CHARLESTON, West Virginia: After being amended to prohibit anyone younger than 16 years old from getting married, as well as banning age gaps of more than four years for 16 and 17-year-olds, a child marriage bill was passed by the West Virginia Senate on March 10th.
The bill was passed on a 31-1 vote and will be sent to the House of Delegates.
Children can marry as young as 16 in the state with parental consent, and even younger children can get married with a judge’s waiver.
“I want us to pass something because our current situation is intolerable,” said Morgan County Republican Sen. Charles Trump.

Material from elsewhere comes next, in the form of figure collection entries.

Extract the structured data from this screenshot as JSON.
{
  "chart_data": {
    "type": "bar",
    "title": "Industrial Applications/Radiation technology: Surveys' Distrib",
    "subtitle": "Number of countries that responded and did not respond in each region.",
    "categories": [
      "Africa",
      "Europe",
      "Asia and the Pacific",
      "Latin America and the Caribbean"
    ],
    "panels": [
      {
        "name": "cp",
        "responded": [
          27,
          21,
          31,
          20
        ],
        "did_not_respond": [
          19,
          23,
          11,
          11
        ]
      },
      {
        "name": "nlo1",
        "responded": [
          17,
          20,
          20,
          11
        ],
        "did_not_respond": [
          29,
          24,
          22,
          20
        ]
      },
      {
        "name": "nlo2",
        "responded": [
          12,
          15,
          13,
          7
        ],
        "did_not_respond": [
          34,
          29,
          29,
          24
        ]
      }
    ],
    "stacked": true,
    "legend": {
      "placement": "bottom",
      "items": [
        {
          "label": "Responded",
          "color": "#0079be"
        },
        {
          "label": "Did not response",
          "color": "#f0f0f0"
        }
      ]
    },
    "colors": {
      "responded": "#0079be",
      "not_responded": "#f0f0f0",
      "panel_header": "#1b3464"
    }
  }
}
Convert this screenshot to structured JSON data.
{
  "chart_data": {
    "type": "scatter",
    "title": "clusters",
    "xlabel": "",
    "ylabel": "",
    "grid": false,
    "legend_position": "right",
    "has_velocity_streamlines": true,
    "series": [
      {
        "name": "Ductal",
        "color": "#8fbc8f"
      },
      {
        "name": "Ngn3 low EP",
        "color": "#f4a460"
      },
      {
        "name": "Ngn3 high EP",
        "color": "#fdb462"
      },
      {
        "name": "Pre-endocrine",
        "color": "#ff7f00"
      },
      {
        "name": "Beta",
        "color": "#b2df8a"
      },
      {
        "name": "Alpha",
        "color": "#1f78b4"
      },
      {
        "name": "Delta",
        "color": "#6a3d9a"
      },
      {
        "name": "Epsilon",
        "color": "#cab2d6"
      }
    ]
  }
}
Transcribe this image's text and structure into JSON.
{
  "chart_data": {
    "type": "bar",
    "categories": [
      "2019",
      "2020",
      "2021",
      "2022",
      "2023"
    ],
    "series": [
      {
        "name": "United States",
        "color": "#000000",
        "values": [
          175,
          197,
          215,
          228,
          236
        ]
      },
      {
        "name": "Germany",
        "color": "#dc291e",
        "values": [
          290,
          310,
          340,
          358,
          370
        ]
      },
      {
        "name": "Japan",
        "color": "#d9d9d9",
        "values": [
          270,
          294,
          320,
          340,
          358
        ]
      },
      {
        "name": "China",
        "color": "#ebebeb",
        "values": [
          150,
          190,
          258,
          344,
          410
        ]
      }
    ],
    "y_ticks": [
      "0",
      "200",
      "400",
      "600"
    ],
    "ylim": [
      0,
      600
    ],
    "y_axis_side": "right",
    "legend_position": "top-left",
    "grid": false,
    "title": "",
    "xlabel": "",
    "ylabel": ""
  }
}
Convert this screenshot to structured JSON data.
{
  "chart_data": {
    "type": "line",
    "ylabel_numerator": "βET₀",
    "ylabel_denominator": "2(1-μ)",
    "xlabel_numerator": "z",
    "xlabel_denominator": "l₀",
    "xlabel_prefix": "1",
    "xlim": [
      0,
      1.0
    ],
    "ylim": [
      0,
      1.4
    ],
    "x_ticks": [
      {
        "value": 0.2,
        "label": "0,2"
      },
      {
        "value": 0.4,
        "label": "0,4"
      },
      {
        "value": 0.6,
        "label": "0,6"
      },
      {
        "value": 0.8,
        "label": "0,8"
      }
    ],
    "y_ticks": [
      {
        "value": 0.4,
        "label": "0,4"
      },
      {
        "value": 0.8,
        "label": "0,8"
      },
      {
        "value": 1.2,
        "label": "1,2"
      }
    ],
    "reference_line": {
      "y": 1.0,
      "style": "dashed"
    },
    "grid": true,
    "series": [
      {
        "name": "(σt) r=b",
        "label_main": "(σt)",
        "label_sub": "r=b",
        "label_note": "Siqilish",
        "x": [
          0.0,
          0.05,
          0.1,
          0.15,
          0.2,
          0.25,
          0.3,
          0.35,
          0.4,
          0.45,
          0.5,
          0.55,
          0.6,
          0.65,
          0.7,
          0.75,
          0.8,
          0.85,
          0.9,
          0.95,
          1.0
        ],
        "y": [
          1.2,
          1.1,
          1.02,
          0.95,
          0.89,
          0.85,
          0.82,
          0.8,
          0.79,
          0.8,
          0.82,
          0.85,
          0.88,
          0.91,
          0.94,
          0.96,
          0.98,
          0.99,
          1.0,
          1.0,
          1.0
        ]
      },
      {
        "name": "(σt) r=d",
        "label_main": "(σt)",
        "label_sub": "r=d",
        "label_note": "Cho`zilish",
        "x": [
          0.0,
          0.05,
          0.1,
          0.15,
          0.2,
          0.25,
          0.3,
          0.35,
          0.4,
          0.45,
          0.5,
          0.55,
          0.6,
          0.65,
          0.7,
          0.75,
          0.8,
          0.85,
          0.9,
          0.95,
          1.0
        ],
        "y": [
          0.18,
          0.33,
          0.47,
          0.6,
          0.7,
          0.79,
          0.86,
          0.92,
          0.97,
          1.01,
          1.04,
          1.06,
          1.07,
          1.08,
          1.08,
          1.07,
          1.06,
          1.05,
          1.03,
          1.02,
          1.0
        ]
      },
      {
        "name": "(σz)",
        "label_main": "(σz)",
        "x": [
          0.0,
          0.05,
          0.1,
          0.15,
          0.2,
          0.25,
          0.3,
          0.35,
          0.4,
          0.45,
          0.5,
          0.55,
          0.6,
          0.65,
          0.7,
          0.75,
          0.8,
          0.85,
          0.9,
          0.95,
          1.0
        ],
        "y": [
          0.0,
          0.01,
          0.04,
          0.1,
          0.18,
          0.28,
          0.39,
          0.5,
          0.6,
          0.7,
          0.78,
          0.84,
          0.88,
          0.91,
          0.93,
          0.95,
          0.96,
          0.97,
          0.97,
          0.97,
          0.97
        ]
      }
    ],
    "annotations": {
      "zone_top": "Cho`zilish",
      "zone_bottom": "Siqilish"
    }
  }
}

Under the bill, anyone younger than 16 years old can no longer be married, and those aged 16 and 17 would have to obtain parental consent and cannot marry someone more than four years older than themselves.
Existing legal marriages, including those performed in other states, would be unaffected by the new legislation.
Non-profit group Unchained At Last, which is working to end forced and child marriages, said that since 2018, seven US states have set the minimum age for marriage at 18 years old.
Most states allow 16 and 17-year-olds to marry with stated requirements, Trump noted.
“I know this has been a contentious issue among a number of people. My hope is this will be viewed as a reasonable and acceptable compromise and a necessary change to our law. It would bring West Virginia in line with the vast majority of states in the country,” he said.
According to the Pew Research Center, in 2014 West Virginia had the highest rate of child marriages among the states, when its five-year average was 7.1 marriages for every 1,000 children aged 15 to 17 years old.